Enrollment in the study is open to patients with newly diagnosed locally advanced squamous cell carcinoma of cervix who have a WHO/ECOG performance status of 0, 1, or 2, alanine aminotransferase, aspartate aminotransferase, and total bilirubin = < 2-fold the upper limit of normal. Additionally, patients must not have current malignancies at other sites, excluding adequately treated basal or squamous cell carcinoma of the skin, and patients are eligible for the study if they have previously received a potentially curative therapy for a malignancy who have no evidence of that disease for 5 years and who are deemed at low-risk for recurrence.
The primary end point of the study is to evaluate the safety and toxicity profile of PDS0101 with SOC CRT, and secondary end points include the rate of complete metabolic response on day 170 PET CT, rate of >= 90% gross tumor volume reduction day 35 MRI, rates of local control, progression-free survival, overall survival, and long-term safety.

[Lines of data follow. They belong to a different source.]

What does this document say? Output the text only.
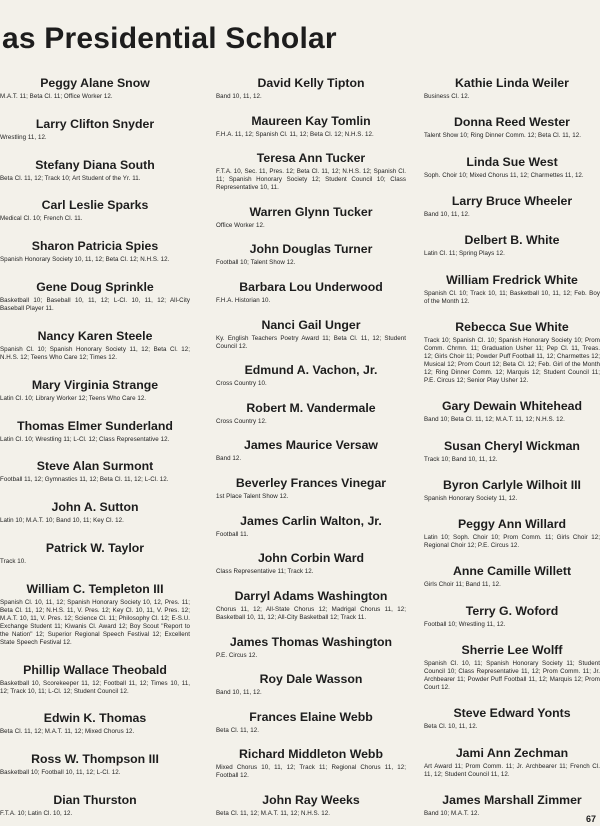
as Presidential Scholar
Peggy Alane Snow
M.A.T. 11; Beta Cl. 11; Office Worker 12.
Larry Clifton Snyder
Wrestling 11, 12.
Stefany Diana South
Beta Cl. 11, 12; Track 10; Art Student of the Yr. 11.
Carl Leslie Sparks
Medical Cl. 10; French Cl. 11.
Sharon Patricia Spies
Spanish Honorary Society 10, 11, 12; Beta Cl. 12; N.H.S. 12.
Gene Doug Sprinkle
Basketball 10; Baseball 10, 11, 12; L-Cl. 10, 11, 12; All-City Baseball Player 11.
Nancy Karen Steele
Spanish Cl. 10; Spanish Honorary Society 11, 12; Beta Cl. 12; N.H.S. 12; Teens Who Care 12; Times 12.
Mary Virginia Strange
Latin Cl. 10; Library Worker 12; Teens Who Care 12.
Thomas Elmer Sunderland
Latin Cl. 10; Wrestling 11; L-Cl. 12; Class Representative 12.
Steve Alan Surmont
Football 11, 12; Gymnastics 11, 12; Beta Cl. 11, 12; L-Cl. 12.
John A. Sutton
Latin 10; M.A.T. 10; Band 10, 11; Key Cl. 12.
Patrick W. Taylor
Track 10.
William C. Templeton III
Spanish Cl. 10, 11, 12; Spanish Honorary Society 10, 12, Pres. 11; Beta Cl. 11, 12; N.H.S. 11, V. Pres. 12; Key Cl. 10, 11, V. Pres. 12; M.A.T. 10, 11, V. Pres. 12; Science Cl. 11; Philosophy Cl. 12; E-S.U. Exchange Student 11; Kiwanis Cl. Award 12; Boy Scout "Report to the Nation" 12; Superior Regional Speech Festival 12; Excellent State Speech Festival 12.
Phillip Wallace Theobald
Basketball 10, Scorekeeper 11, 12; Football 11, 12; Times 10, 11, 12; Track 10, 11; L-Cl. 12; Student Council 12.
Edwin K. Thomas
Beta Cl. 11, 12; M.A.T. 11, 12; Mixed Chorus 12.
Ross W. Thompson III
Basketball 10; Football 10, 11, 12; L-Cl. 12.
Dian Thurston
F.T.A. 10; Latin Cl. 10, 12.
David Kelly Tipton
Band 10, 11, 12.
Maureen Kay Tomlin
F.H.A. 11, 12; Spanish Cl. 11, 12; Beta Cl. 12; N.H.S. 12.
Teresa Ann Tucker
F.T.A. 10, Sec. 11, Pres. 12; Beta Cl. 11, 12; N.H.S. 12; Spanish Cl. 11; Spanish Honorary Society 12; Student Council 10; Class Representative 10, 11.
Warren Glynn Tucker
Office Worker 12.
John Douglas Turner
Football 10; Talent Show 12.
Barbara Lou Underwood
F.H.A. Historian 10.
Nanci Gail Unger
Ky. English Teachers Poetry Award 11; Beta Cl. 11, 12; Student Council 12.
Edmund A. Vachon, Jr.
Cross Country 10.
Robert M. Vandermale
Cross Country 12.
James Maurice Versaw
Band 12.
Beverley Frances Vinegar
1st Place Talent Show 12.
James Carlin Walton, Jr.
Football 11.
John Corbin Ward
Class Representative 11; Track 12.
Darryl Adams Washington
Chorus 11, 12; All-State Chorus 12; Madrigal Chorus 11, 12; Basketball 10, 11, 12; All-City Basketball 12; Track 11.
James Thomas Washington
P.E. Circus 12.
Roy Dale Wasson
Band 10, 11, 12.
Frances Elaine Webb
Beta Cl. 11, 12.
Richard Middleton Webb
Mixed Chorus 10, 11, 12; Track 11; Regional Chorus 11, 12; Football 12.
John Ray Weeks
Beta Cl. 11, 12; M.A.T. 11, 12; N.H.S. 12.
Kathie Linda Weiler
Business Cl. 12.
Donna Reed Wester
Talent Show 10; Ring Dinner Comm. 12; Beta Cl. 11, 12.
Linda Sue West
Soph. Choir 10; Mixed Chorus 11, 12; Charmettes 11, 12.
Larry Bruce Wheeler
Band 10, 11, 12.
Delbert B. White
Latin Cl. 11; Spring Plays 12.
William Fredrick White
Spanish Cl. 10; Track 10, 11; Basketball 10, 11, 12; Feb. Boy of the Month 12.
Rebecca Sue White
Track 10; Spanish Cl. 10; Spanish Honorary Society 10; Prom Comm. Chrmn. 11; Graduation Usher 11; Pep Cl. 11, Treas. 12; Girls Choir 11; Powder Puff Football 11, 12; Charmettes 12; Musical 12; Prom Court 12; Beta Cl. 12; Feb. Girl of the Month 12; Ring Dinner Comm. 12; Marquis 12; Student Council 11; P.E. Circus 12; Senior Play Usher 12.
Gary Dewain Whitehead
Band 10; Beta Cl. 11, 12; M.A.T. 11, 12; N.H.S. 12.
Susan Cheryl Wickman
Track 10; Band 10, 11, 12.
Byron Carlyle Wilhoit III
Spanish Honorary Society 11, 12.
Peggy Ann Willard
Latin 10; Soph. Choir 10; Prom Comm. 11; Girls Choir 12; Regional Choir 12; P.E. Circus 12.
Anne Camille Willett
Girls Choir 11; Band 11, 12.
Terry G. Woford
Football 10; Wrestling 11, 12.
Sherrie Lee Wolff
Spanish Cl. 10, 11; Spanish Honorary Society 11; Student Council 10; Class Representative 11, 12; Prom Comm. 11; Jr. Archbearer 11; Powder Puff Football 11, 12; Marquis 12; Prom Court 12.
Steve Edward Yonts
Beta Cl. 10, 11, 12.
Jami Ann Zechman
Art Award 11; Prom Comm. 11; Jr. Archbearer 11; French Cl. 11, 12; Student Council 11, 12.
James Marshall Zimmer
Band 10; M.A.T. 12.
67
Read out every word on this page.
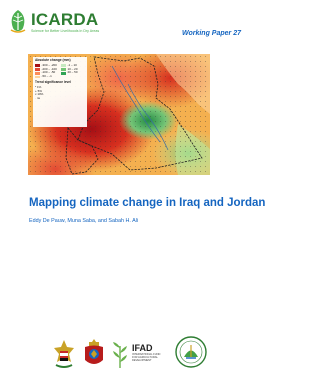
ICARDA
Science for Better Livelihoods in Dry Areas	Working Paper 27
Absolute change (mm)
-300 – -200	-1 – 10
-200 – -100	10 – 20
-100 – -50	20 – 50
-50 – -1
Trend significance level
* 1%
+ 5%
x 10%
· ns
Mapping climate change in Iraq and Jordan
Eddy De Pauw, Muna Saba, and Sabah H. Ali
IFAD
INTERNATIONAL FUND FOR AGRICULTURAL DEVELOPMENT
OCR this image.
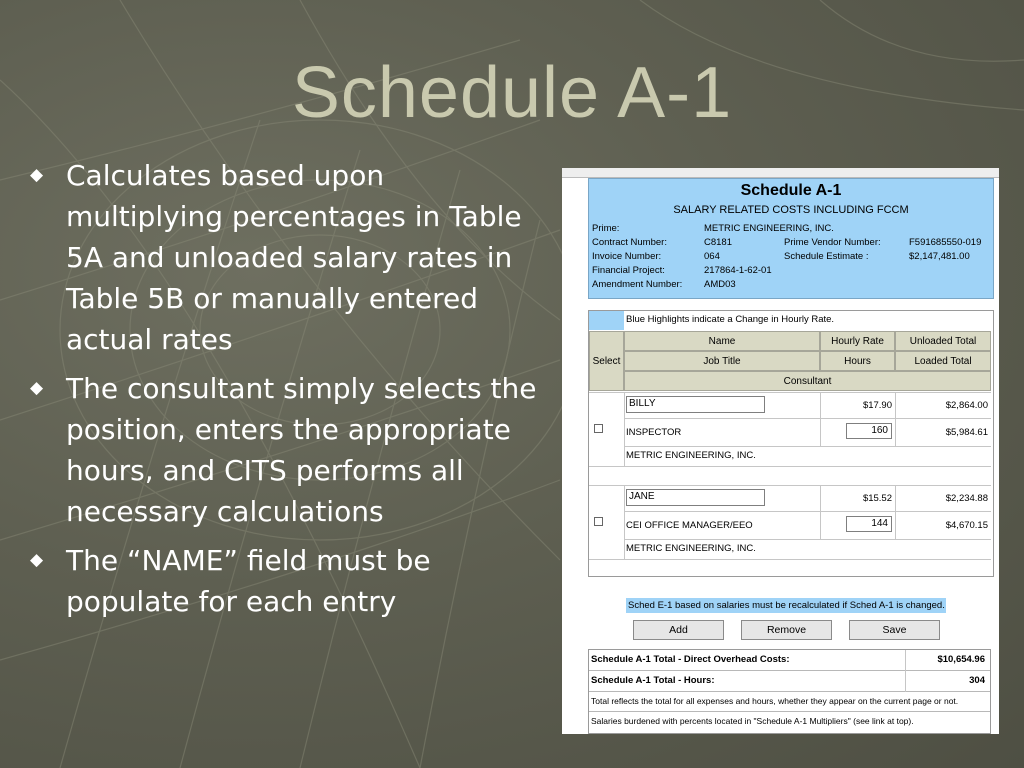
Schedule A-1
◆ Calculates based upon multiplying percentages in Table 5A and unloaded salary rates in Table 5B or manually entered actual rates
◆ The consultant simply selects the position, enters the appropriate hours, and CITS performs all necessary calculations
◆ The “NAME” field must be populate for each entry
Schedule A-1
SALARY RELATED COSTS INCLUDING FCCM
Prime:	METRIC ENGINEERING, INC.
Contract Number:	C8181	Prime Vendor Number:	F591685550-019
Invoice Number:	064	Schedule Estimate :	$2,147,481.00
Financial Project:	217864-1-62-01
Amendment Number: AMD03
Blue Highlights indicate a Change in Hourly Rate.
Select
Name	Hourly Rate	Unloaded Total
Job Title	Hours	Loaded Total
Consultant
BILLY	$17.90	$2,864.00
INSPECTOR	160	$5,984.61
METRIC ENGINEERING, INC.
JANE	$15.52	$2,234.88
CEI OFFICE MANAGER/EEO	144	$4,670.15
METRIC ENGINEERING, INC.
Sched E-1 based on salaries must be recalculated if Sched A-1 is changed.
Add	Remove	Save
Schedule A-1 Total - Direct Overhead Costs:	$10,654.96
Schedule A-1 Total - Hours:	304
Total reflects the total for all expenses and hours, whether they appear on the current page or not.
Salaries burdened with percents located in "Schedule A-1 Multipliers" (see link at top).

Exploratory end points are also being assessed in the study, including enzyme-linked immunosorbent spot assays on interferon-gamma and granzyme B levels in E6/7-specific T cells isolated from peripheral blood mononuclear cells, intratumoral T-cell receptor clonality at baseline compared with at the end of treatment by TCR sequencing, measure of CD4-positive and CD8-positive tumor-infiltrating lymphocytes, intestinal and cervical microbiome by analyzing rectal and cervical swab samples with 16s ribosomal ribonucleic acid sequencing, and additional assays, including circulating tumor cells, and circulating cell-free tumor DNA.
“HPV16 cfDNA represents a novel biomarker with the potential to help oncologists make more informed treatment decisions for their patients with HPV16-positive cancers. These early data are encouraging, and we will continue to evaluate patients to determine any potential correlations between cfDNA clearance and clinical outcomes. Further analysis of cfDNA kinetics could provide valuable information on the relationship between cfDNA levels, treatment response, and ongoing clinical outcomes,” said study principal investigator Ann Klopp, MD, PhD, professor of radiation oncology at MD Anderson Cancer Center, in the press release.1 “I look forward to the continued evaluation of PDS0101 in combination with standard-of-care chemoradiotherapy.”